BALANCE SHEET: Any tweaks to the Bank's pace of PEPP purchases are not expected to take place until September given that such decisions are currently made on a quarterly basis (previous review was in June). Given that hawks were calling for a slowing in the pace of purchases at the June meeting, analysts had expected to see a consensus for a reduction in two months' time. The continued spread of the Delta variant and unveiling of the strategic review could challenge this assumption. However, even if the ECB proceeds with slowing down purchases in September, policymakers might opt to signal greater longevity to their bond-buying given that its 2023 inflation projection stands at just 1.4%. With an eye on the PEPP set to conclude in March 2022, President Lagarde has already hinted that the programme could "transition into a new format" next year. This would suggest a bolstering of the conventional APP (currently EUR 20bln a month). Such a move had been widely touted by desks for many months. However, a more explicit emphasis on this could lead desks to revise up their estimates of how much the APP will be enhanced in 2022. From a forward guidance perspective, ING notes that signalling for APP is pretty vague by noting that the programme is ‘to run for as long as necessary to reinforce our policy rates". In order to lay the groundwork for a transition from PEPP to APP, the Dutch bank suggests that the ECB could opt to link APP closer to the inflation target.
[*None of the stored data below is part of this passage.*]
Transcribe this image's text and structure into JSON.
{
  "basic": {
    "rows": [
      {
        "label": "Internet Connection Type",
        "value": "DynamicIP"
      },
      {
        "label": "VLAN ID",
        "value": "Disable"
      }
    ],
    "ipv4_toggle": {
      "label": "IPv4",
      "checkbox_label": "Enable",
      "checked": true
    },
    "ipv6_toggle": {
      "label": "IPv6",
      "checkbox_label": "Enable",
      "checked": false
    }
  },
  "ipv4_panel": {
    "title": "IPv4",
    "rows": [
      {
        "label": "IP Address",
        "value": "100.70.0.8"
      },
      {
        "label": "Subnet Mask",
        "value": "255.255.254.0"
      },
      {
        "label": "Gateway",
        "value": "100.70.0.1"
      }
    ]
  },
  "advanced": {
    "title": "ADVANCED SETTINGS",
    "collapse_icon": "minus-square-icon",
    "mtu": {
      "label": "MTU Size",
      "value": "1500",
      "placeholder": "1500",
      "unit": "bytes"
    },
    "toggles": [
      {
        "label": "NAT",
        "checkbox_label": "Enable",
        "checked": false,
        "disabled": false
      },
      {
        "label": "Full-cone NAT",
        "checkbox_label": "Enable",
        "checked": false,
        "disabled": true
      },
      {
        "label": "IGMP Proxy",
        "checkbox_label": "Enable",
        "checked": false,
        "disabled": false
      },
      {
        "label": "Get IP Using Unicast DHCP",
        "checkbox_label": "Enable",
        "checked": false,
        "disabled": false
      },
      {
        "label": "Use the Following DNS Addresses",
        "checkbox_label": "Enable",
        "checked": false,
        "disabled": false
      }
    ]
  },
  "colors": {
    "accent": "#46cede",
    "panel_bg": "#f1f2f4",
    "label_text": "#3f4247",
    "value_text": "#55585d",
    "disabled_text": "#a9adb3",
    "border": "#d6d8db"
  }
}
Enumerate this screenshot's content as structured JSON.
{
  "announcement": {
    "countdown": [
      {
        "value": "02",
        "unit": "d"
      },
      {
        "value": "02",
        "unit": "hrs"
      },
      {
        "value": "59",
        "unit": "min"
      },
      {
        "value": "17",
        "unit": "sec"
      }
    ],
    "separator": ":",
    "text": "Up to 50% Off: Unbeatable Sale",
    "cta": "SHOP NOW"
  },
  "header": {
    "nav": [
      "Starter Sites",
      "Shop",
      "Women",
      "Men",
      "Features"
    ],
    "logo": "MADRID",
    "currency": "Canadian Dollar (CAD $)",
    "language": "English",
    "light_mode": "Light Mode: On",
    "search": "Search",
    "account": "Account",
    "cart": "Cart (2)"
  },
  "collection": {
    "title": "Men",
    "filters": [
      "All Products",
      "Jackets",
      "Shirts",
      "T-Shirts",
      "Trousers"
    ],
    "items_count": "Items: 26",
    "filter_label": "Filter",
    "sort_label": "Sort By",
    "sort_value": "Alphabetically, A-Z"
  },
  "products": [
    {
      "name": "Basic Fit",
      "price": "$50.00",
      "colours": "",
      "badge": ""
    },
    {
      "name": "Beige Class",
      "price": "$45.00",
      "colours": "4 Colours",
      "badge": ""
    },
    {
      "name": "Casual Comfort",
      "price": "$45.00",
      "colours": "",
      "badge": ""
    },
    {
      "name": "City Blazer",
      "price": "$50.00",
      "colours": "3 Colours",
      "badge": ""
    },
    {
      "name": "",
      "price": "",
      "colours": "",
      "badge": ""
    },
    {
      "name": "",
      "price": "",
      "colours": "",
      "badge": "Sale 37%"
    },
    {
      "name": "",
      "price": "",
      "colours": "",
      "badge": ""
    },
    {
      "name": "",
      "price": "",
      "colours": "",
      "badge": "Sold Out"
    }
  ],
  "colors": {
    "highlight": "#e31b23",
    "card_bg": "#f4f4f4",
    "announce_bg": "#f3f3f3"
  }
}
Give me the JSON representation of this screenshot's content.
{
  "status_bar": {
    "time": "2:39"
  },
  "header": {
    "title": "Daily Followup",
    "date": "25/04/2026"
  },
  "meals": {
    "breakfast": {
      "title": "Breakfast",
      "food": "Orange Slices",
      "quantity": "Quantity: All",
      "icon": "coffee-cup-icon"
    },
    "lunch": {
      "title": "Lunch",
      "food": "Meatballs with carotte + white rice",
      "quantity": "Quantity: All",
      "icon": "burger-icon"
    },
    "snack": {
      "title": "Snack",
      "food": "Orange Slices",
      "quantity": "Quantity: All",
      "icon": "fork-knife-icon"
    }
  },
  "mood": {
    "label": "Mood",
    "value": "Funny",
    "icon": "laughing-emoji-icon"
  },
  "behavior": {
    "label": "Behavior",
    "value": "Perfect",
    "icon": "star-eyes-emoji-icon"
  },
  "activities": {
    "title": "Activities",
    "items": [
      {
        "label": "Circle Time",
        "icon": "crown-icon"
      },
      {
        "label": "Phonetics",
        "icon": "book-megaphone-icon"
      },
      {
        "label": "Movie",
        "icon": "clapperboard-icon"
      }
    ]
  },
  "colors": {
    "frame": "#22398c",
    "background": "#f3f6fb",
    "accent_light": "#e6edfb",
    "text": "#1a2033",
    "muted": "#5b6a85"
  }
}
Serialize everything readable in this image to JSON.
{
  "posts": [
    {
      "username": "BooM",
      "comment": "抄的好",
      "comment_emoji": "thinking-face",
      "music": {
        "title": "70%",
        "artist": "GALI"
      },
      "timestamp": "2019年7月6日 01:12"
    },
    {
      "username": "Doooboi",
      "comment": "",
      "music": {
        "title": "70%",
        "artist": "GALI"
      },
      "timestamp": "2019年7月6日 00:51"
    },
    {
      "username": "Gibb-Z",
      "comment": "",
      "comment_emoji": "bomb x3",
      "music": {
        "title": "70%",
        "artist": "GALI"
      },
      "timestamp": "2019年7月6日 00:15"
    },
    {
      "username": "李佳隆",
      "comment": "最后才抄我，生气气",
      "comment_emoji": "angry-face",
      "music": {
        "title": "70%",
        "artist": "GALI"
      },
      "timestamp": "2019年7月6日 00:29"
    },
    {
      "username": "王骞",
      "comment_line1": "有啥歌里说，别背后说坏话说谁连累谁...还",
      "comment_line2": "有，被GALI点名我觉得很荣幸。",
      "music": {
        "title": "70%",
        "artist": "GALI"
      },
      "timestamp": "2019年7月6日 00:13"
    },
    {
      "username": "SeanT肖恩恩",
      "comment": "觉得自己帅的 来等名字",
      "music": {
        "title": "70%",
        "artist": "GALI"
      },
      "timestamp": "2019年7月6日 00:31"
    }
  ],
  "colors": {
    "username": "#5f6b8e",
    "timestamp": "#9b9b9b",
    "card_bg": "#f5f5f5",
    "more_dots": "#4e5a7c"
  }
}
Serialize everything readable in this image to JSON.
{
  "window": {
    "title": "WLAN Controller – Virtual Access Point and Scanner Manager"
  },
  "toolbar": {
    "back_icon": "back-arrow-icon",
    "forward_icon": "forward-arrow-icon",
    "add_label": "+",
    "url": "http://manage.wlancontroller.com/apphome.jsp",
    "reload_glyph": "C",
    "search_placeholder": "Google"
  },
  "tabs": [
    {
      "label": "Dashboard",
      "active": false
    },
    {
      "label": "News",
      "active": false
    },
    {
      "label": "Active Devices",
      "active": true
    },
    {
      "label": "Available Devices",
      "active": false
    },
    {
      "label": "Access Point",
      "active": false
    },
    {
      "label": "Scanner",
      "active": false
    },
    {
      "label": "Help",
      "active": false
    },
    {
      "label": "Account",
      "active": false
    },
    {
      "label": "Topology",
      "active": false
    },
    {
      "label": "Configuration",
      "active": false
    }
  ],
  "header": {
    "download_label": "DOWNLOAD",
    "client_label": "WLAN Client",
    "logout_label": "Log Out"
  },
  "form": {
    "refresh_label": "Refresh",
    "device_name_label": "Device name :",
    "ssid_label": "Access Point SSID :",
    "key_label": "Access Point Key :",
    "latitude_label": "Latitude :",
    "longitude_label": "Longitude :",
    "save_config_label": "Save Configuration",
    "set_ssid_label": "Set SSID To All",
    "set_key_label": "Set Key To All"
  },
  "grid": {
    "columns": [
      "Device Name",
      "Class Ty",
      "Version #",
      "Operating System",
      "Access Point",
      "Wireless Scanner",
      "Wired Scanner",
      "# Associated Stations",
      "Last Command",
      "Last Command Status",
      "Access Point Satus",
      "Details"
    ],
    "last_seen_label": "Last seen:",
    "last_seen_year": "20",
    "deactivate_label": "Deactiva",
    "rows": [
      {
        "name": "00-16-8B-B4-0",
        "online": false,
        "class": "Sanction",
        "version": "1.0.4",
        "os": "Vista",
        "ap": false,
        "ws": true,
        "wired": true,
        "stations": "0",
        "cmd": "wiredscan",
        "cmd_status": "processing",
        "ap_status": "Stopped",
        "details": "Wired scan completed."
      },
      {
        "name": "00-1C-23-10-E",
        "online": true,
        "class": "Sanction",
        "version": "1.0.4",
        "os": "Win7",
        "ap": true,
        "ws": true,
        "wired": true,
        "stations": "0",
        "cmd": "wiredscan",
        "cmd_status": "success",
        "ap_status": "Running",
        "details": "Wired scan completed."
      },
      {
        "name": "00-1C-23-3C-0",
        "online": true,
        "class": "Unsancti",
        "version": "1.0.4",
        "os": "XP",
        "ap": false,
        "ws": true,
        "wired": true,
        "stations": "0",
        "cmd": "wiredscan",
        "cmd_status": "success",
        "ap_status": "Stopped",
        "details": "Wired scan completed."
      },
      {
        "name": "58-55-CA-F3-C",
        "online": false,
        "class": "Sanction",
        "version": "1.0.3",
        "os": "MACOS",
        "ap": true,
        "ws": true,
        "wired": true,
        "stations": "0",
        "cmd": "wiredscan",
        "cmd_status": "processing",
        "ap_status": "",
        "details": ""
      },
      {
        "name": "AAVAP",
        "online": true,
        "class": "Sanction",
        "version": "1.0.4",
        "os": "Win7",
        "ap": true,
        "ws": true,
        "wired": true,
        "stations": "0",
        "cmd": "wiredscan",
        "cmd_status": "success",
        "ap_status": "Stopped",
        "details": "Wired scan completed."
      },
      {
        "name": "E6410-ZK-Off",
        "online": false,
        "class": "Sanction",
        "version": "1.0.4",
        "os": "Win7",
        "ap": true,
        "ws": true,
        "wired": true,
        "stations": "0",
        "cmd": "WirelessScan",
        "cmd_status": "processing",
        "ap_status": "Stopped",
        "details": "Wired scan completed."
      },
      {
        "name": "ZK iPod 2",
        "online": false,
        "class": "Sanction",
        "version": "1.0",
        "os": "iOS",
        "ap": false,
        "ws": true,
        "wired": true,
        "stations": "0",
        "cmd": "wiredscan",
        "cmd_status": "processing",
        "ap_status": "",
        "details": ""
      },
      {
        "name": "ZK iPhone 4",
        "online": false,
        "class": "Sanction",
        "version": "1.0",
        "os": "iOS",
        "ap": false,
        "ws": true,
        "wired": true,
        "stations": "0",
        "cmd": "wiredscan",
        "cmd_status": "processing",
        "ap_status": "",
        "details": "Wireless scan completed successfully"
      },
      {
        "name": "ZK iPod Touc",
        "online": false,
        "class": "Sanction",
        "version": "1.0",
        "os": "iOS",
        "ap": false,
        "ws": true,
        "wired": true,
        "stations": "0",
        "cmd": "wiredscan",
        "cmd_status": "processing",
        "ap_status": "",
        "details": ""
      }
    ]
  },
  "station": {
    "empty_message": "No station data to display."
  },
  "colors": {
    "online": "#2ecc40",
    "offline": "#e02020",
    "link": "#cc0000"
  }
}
PRESS CONFERENCE: President Lagarde will likely use the press conference as an opportunity to reaffirm the findings of the strategic review and explain how any adjustments to forward guidance align with the outcome of the review. It is worth noting that President Lagarde already hosted a press conference (8th July) and therefore a lot of the upcoming presentation will centre around already covered ground. However, with the Governing Council having met again since then, there may be some opportunity for the refinement of messaging from the President after canvassing the views of policymakers. On the more dovish end of the spectrum, members of the GC will wish that the review is seen as a more resolute commitment to pursuing easier monetary policy for longer. Whereas opposition views will see the review as more of a formalisation of the Bank's approach that it was already taking and therefore there is no need to deviate from the current policy trajectory. How Lagarde comes down on this perception of the review will likely provide the key takeaway on the day. That said, the muted reaction to the review since its unveiling suggests that the market is not prepared to radically rethink its perception of thinking in Frankfurt at this stage. Interestingly, from a formatting perspective, Lagarde has informed market participants that "a new, more narrative-based, and more concise monetary policy statement will replace the introductory statement at our monetary policy press conferences". Therefore, those who follow the usual formulaic start of the press conference will need to adjust to the new format. Elsewhere, the press conference will focus on the Eurozone recovery and impact from the spread of the Delta variant ahead of a more comprehensive assessment in September.